Genetics also play a role in determining the strength of the barrier. In addition, sometimes, even the best-intended skincare routines may be too aggressive and activities such as over-cleansing or the use of peels and exfoliants can damage the stratum corneum. Even stress and lack of quality sleep can wreak havoc on skin and weaken the skin barrier.
According to SPINS data, one of the top healthcare trends for 2021 is “Beauty Expanding to New Categories,” noting significant opportunities for innovation in nutricosmetic supplements, as well as functional foods and beverages with skin and beauty benefits.4
Brands looking to meet consumer demand for healthy ageing solutions that address skin health at a deeper level should consider including ceramides in nutraceutical and functional applications.
Ingestible ceramides have a number of advantages compared with topical options, including the ability of the ceramides to travel throughout the bloodstream and provide full-body skin support.
When sourcing ceramides to be ingested orally, work with trusted suppliers that take science seriously and can provide clinical studies to prove product efficacy and test results for purity, quality and safety.
Phytoceramides are plant-based ceramides; they are natural, vegan and preferred by the majority of consumers compared with other forms.
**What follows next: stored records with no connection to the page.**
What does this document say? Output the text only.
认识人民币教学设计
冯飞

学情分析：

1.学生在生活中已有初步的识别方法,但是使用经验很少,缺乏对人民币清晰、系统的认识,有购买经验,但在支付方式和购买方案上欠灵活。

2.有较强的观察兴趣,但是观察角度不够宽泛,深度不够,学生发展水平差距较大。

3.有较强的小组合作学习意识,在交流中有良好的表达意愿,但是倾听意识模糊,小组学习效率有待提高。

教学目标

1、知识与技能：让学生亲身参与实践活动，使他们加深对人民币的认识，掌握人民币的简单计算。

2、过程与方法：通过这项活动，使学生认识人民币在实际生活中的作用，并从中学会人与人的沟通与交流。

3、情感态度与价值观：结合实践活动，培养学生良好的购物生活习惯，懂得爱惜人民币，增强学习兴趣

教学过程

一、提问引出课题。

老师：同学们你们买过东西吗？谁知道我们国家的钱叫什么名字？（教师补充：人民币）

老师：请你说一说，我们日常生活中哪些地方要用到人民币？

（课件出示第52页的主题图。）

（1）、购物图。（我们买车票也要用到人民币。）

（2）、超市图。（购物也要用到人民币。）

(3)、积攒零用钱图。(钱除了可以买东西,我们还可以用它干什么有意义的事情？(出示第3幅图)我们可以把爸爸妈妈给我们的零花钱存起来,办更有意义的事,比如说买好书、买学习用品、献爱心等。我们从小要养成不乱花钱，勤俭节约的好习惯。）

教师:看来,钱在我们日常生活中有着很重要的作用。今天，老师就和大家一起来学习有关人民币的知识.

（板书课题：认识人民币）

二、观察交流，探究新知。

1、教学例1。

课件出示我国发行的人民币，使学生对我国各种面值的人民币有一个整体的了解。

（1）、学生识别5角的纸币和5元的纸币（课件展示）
To meet additional clean-label requirements, look for ceramide ingredients that are non-GMO organic, and contain no additives or preservatives.
Ceramides may be found in oil and powder forms, and it is important to ensure that the ingredient form is properly suited for the product delivery format. For example, powders are great for tablets, hard capsules, mix-in powders and beverages, whereas an oil form works well in softgels and gummies.
With the significant growth in demand for healthy ageing and beauty-from-within solutions that are natural and effective, ingestible phytoceramides are perfectly poised for innovation and growth.
These unique compounds are required to ensure skin barrier integrity and may be effectively replenished through supplementation. A large and growing body of science continues to provide evidence and validation for the efficacy of ceramides-from-within to support skin health and help to promote healthy skin ageing.